McAnally's (The Community Pub) > Author Craft
Pacing
terroja:
Does anyone else find themselves pacing things way to fast? I find that I say in one page what would take most writers 10 and what would take Stephen King 100.
I don't think this is always a problem. I start nodding off when writers dedicate more than two sentences to describing something, so I tend to only ever give any given character or object in my novel a single sentence of description wherever such brevity is possible (though I do, of course, dwell on fun things like eviscerations).
The downside is that sometimes--especially in the longer chapters where a lot is happening--this pace can be exhausting. I wrote a 4000 word chapter the other day (4000 words for a chapter is positively epic by my standards) and no matter how I tweak it, I can't make it read like it wasn't written by an overzealous crackhead. By the 1000 word mark, every sentence is crashing into every sentence the follows. Reading it feels like running a marathon where the hurtles are all placed three inches apart.
Is there any way I can fix the pacing without making the chapter boring by my own standards?
Dom:
Ha! I've had this happen to me. Totally know what you mean. :D It's caused (at least for me) by the fact that I can read a gazillion times faster than I can write. So I take a good hour to write something I'll read in 30 seconds. So the pacing can get warped.
I've found, for me, making sure I use appropriate punctuation and paragraph-ing will help slow it down a little. For example, if the character speaking or doing something pauses while they are doing that, indicate that with the text. (You might already be doing this). While it won't totally slow things down, it will do so a bit because the reader will pause slightly when the text says there is a pause.

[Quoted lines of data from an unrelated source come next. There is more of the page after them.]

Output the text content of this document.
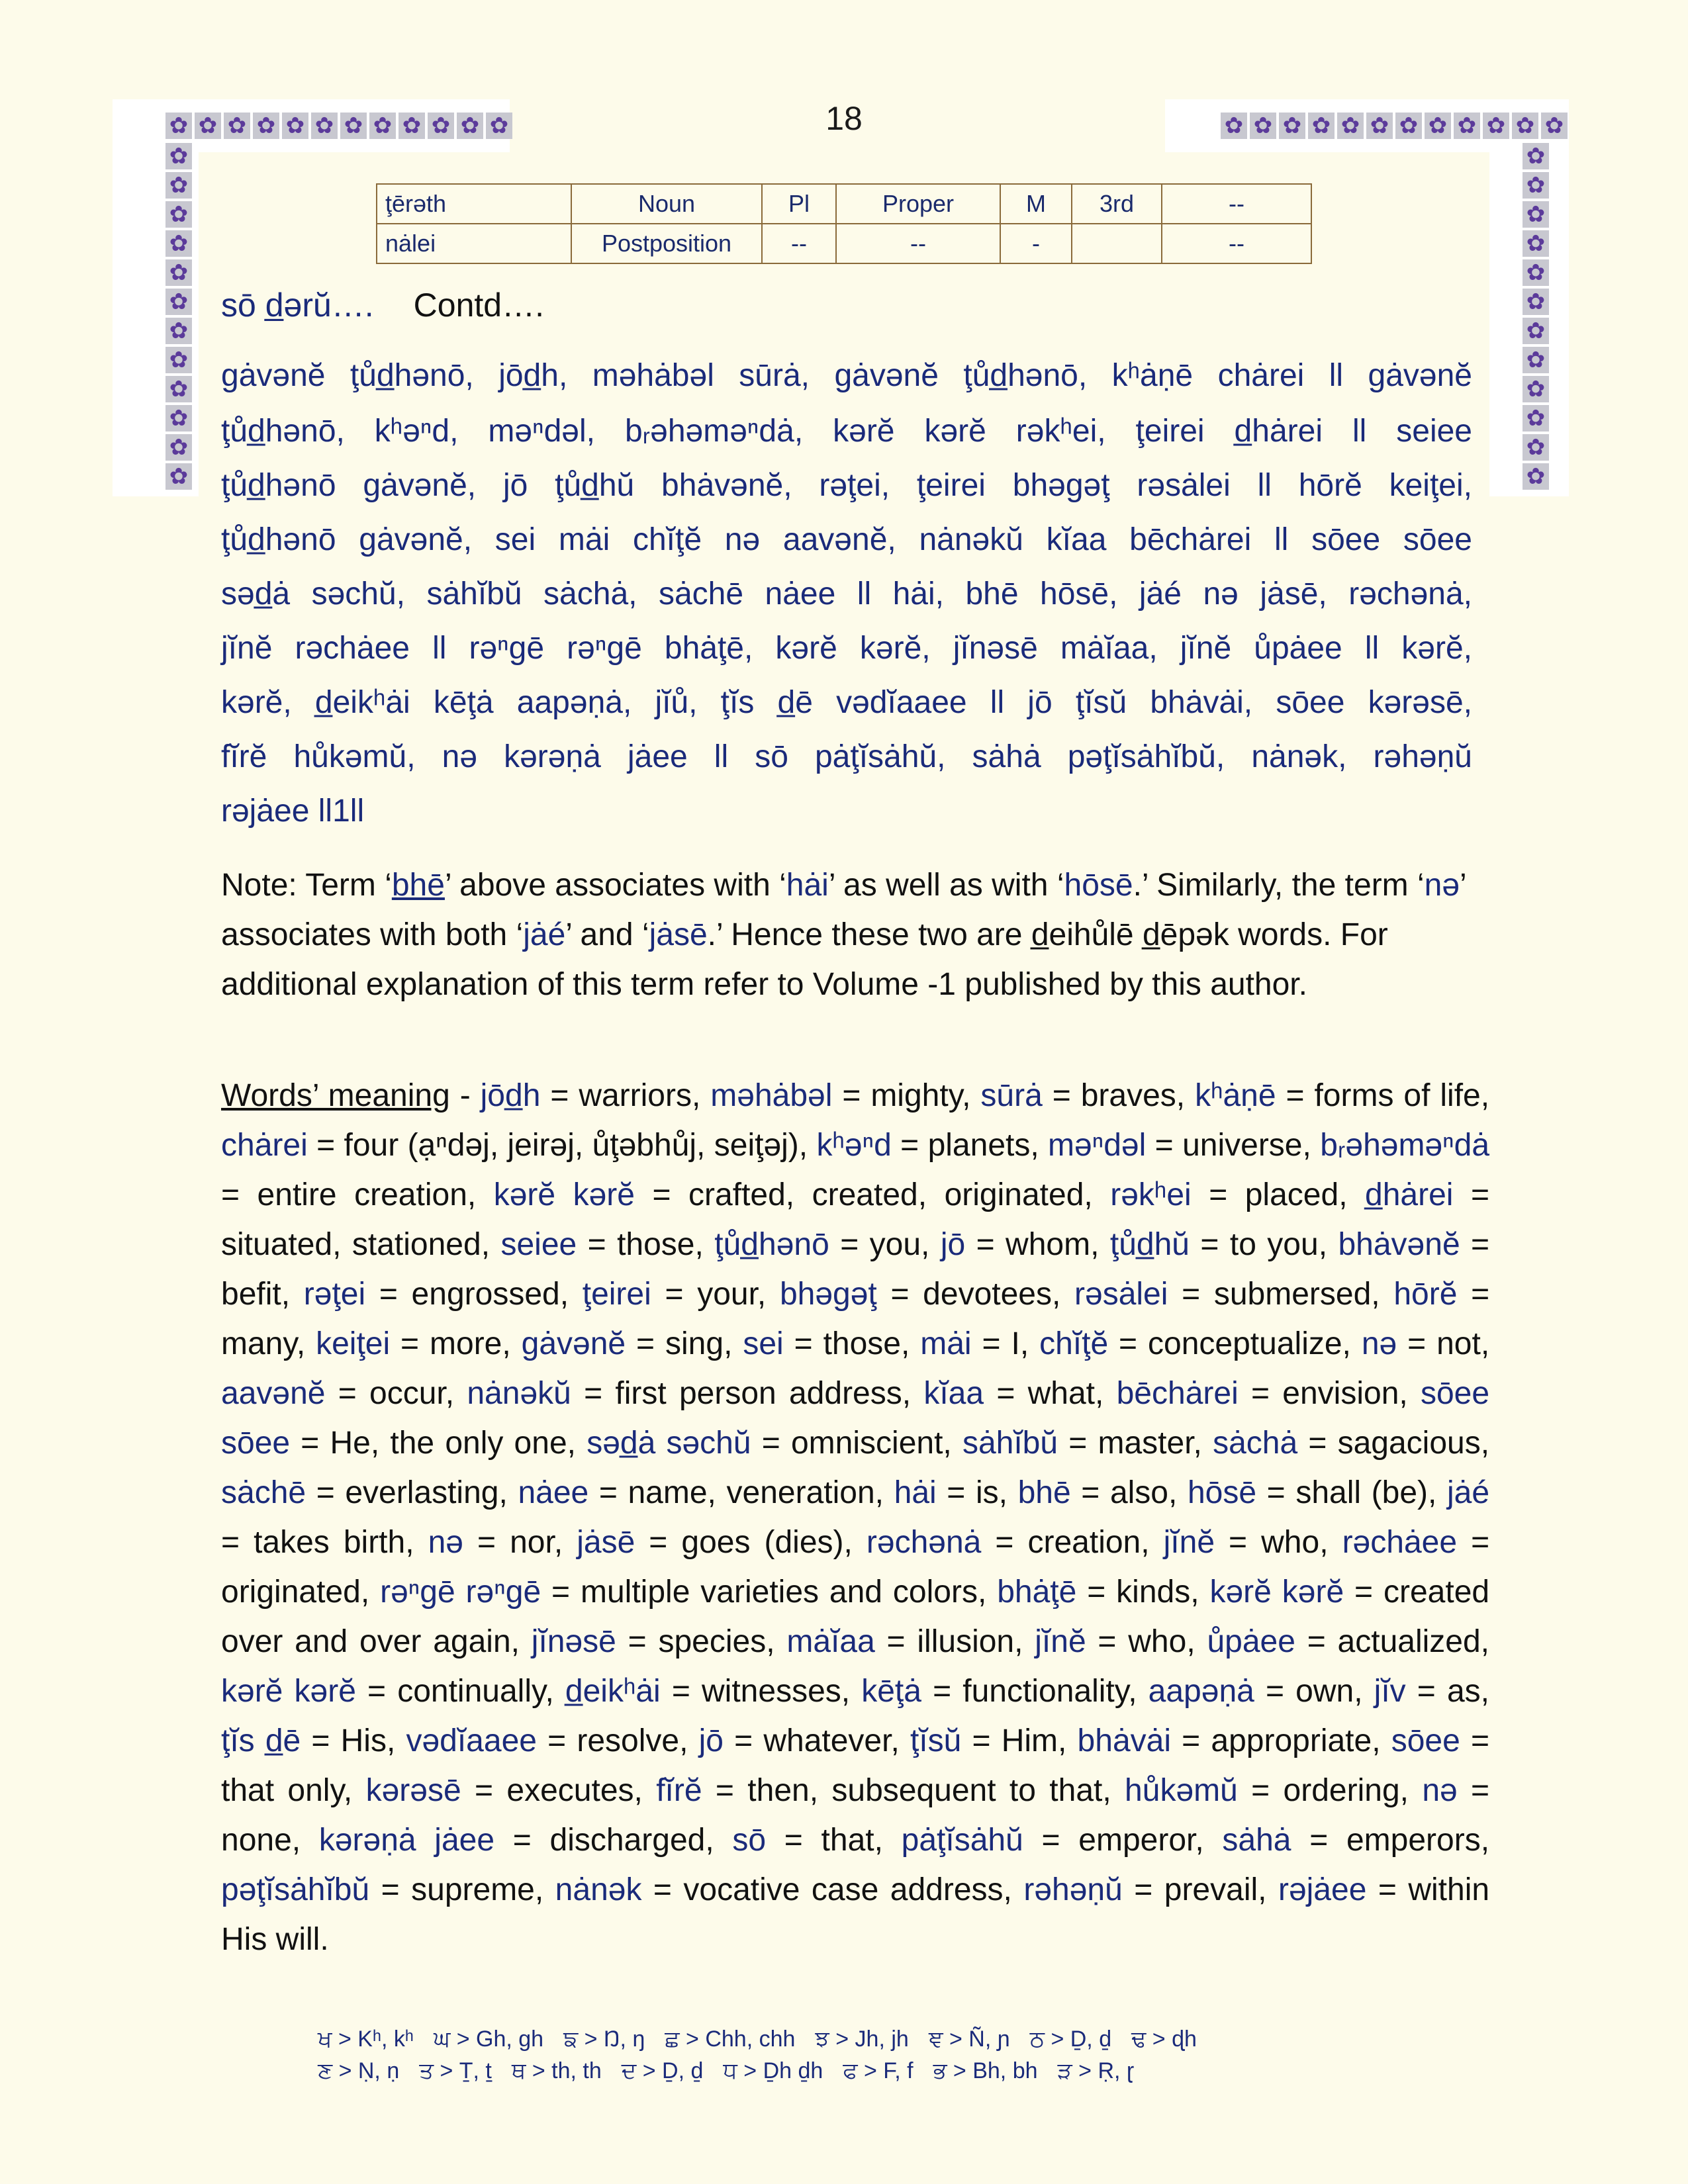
✿ ✿ ✿ ✿ ✿ ✿ ✿ ✿ ✿ ✿ ✿ ✿	✿ ✿ ✿ ✿ ✿ ✿ ✿ ✿ ✿ ✿ ✿ ✿
✿
✿
✿
✿
✿
✿
✿
✿
✿
✿
✿
✿
✿
✿
✿
✿
✿
✿
✿
✿
✿
✿
✿
✿
18
ţērəth	Noun	Pl	Proper	M	3rd	--
nȧlei	Postposition	--	--	-		--
sō d̲ərŭ…. Contd….
gȧvənĕ ţůd̲hənō, jōd̲h, məhȧbəl sūrȧ, gȧvənĕ ţůd̲hənō, kʰȧṇē chȧrei ll gȧvənĕ
ţůd̲hənō, kʰəⁿd, məⁿdəl, bᵣəhəməⁿdȧ, kərĕ kərĕ rəkʰei, ţeirei d̲hȧrei ll seiee
ţůd̲hənō gȧvənĕ, jō ţůd̲hŭ bhȧvənĕ, rəţei, ţeirei bhəgəţ rəsȧlei ll hōrĕ keiţei,
ţůd̲hənō gȧvənĕ, sei mȧi chĭţĕ nə aavənĕ, nȧnəkŭ kĭaa bēchȧrei ll sōee sōee
səd̲ȧ səchŭ, sȧhĭbŭ sȧchȧ, sȧchē nȧee ll hȧi, bhē hōsē, jȧé nə jȧsē, rəchənȧ,
jĭnĕ rəchȧee ll rəⁿgē rəⁿgē bhȧţē, kərĕ kərĕ, jĭnəsē mȧĭaa, jĭnĕ ůpȧee ll kərĕ,
kərĕ, d̲eikʰȧi kēţȧ aapəṇȧ, jĭů, ţĭs d̲ē vədĭaaee ll jō ţĭsŭ bhȧvȧi, sōee kərəsē,
fĭrĕ hůkəmŭ, nə kərəṇȧ jȧee ll sō pȧţĭsȧhŭ, sȧhȧ pəţĭsȧhĭbŭ, nȧnək, rəhəṇŭ
rəjȧee ll1ll
Note: Term ‘bhē’ above associates with ‘hȧi’ as well as with ‘hōsē.’ Similarly, the term ‘nə’ associates with both ‘jȧé’ and ‘jȧsē.’ Hence these two are d̲eihůlē d̲ēpək words. For additional explanation of this term refer to Volume -1 published by this author.
Words’ meaning - jōd̲h = warriors, məhȧbəl = mighty, sūrȧ = braves, kʰȧṇē = forms of life, chȧrei = four (ạⁿdəj, jeirəj, ůţəbhůj, seiţəj), kʰəⁿd = planets, məⁿdəl = universe, bᵣəhəməⁿdȧ = entire creation, kərĕ kərĕ = crafted, created, originated, rəkʰei = placed, d̲hȧrei = situated, stationed, seiee = those, ţůd̲hənō = you, jō = whom, ţůd̲hŭ = to you, bhȧvənĕ = befit, rəţei = engrossed, ţeirei = your, bhəgəţ = devotees, rəsȧlei = submersed, hōrĕ = many, keiţei = more, gȧvənĕ = sing, sei = those, mȧi = I, chĭţĕ = conceptualize, nə = not, aavənĕ = occur, nȧnəkŭ = first person address, kĭaa = what, bēchȧrei = envision, sōee sōee = He, the only one, səd̲ȧ səchŭ = omniscient, sȧhĭbŭ = master, sȧchȧ = sagacious, sȧchē = everlasting, nȧee = name, veneration, hȧi = is, bhē = also, hōsē = shall (be), jȧé = takes birth, nə = nor, jȧsē = goes (dies), rəchənȧ = creation, jĭnĕ = who, rəchȧee = originated, rəⁿgē rəⁿgē = multiple varieties and colors, bhȧţē = kinds, kərĕ kərĕ = created over and over again, jĭnəsē = species, mȧĭaa = illusion, jĭnĕ = who, ůpȧee = actualized, kərĕ kərĕ = continually, d̲eikʰȧi = witnesses, kēţȧ = functionality, aapəṇȧ = own, jĭv = as, ţĭs d̲ē = His, vədĭaaee = resolve, jō = whatever, ţĭsŭ = Him, bhȧvȧi = appropriate, sōee = that only, kərəsē = executes, fĭrĕ = then, subsequent to that, hůkəmŭ = ordering, nə = none, kərəṇȧ jȧee = discharged, sō = that, pȧţĭsȧhŭ = emperor, sȧhȧ = emperors, pəţĭsȧhĭbŭ = supreme, nȧnək = vocative case address, rəhəṇŭ = prevail, rəjȧee = within His will.
ਖ > Kʰ, kʰ ਘ > Gh, gh ਙ > Ŋ, ŋ ਛ > Chh, chh ਝ > Jh, jh ਞ > Ñ, ɲ ਠ > Ḏ, ḏ ਢ > ɖh
ਣ > Ṇ, ṇ ਤ > Ṯ, ṯ ਥ > th, th ਦ > Ḏ, ḏ ਧ > Ḏh ḏh ਫ > F, f ਭ > Bh, bh ੜ > Ṛ, ɽ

I, personally, have borrowed a technique from Terry Goodkind where I put notable sentences in their own paragraph. Here's an example of one of my opening paragraphs:
--- Quote --- There's a place in rural Illinois in the cornfields between Chicago and Champaign where if you asked the locals if they believed in the supernatural, they would tell you that they knew a Satanist that made devil's food cake that was positively demonic. And they'd grin a little when saying it. If pressed, they'd roll their eyes and tell you you've been watching too many Hollywood films if you believed everyone living the rural life was a backwards illiterate hick. The internet brings everyone together and spreads information and knowledge, don't cha know? And so what if most of the internet connections are still dial up (since DSL is impossible and cable isn't laid down yet, and might never)? It just means it takes a bit longer to pirate the latest country and western song.
Wink.
There really was a Satanist around who made a mean devil's cake. My mother.
"I can hear your teeth rotting," my friend Jay's grandmother said, reaching across the little table to pick up the sticky knife and cut herself a generous slice of double-chocolate fudge devil's cake. "But I don't have any teeth any more, so this is ok for me."
--- End quote ---
Note how the middle two lines are in paragraphs of their own, pretty much. Doing that slows down the pacing a bit.
The second part is to "bulk things up". I do that by adding descriptions if needed, adding character thoughts on the events happening (ie, the character might have a peanut gallery in their head), and adding narration.
::thinks::
::thinks some more::
I keep wanting to ask you if I can see a sample. Would you be against posting or IMing a sample of a few paragraphs so I can see what you're doing? I, and others, might have a better idea of what you should do to fix this if we can see how fast you're going. (If you don't want to, that's ok, just a suggestion.)
terroja:
--- Quote from: Dom on August 28, 2006, 04:55:09 AM ---I keep wanting to ask you if I can see a sample. Would you be against posting or IMing a sample of a few paragraphs so I can see what you're doing? I, and others, might have a better idea of what you should do to fix this if we can see how fast you're going. (If you don't want to, that's ok, just a suggestion.)
--- End quote ---
I don't think the pacing problems would be evident from a few sample paragraphs. You'd have to read the whole chapter, and that's a lot to ask of someone. But I don't mind sending it to you if you'd be willing to help.
Dom:
So it's more of an overall-pacing thing, rather than an intra-scene pacing thing? My pacing problems tend to show up within a few paragraphs...it's sort of like tripping while going down a steep hill; a few false steps and suddenly you're jogging, then tumbling, then falling down the hill.
How much narration do you use? Narration as in, you sum things up in a few paragraphs, rather then going action-by-action as it happens? I've noticed it's easy to get pacing problems if you keep doing "show, don't tell" too vigorously and don't put in enough, or proper, narration in to balance it. If you follow that "rule" too strictly, you end up showing EVERYTHING, and you end up with action after action after action so you end up just running along too quickly with no pause for breath.
(Am I making any sort of sense?)
terroja:
I'm afraid I don't quite get what you're saying.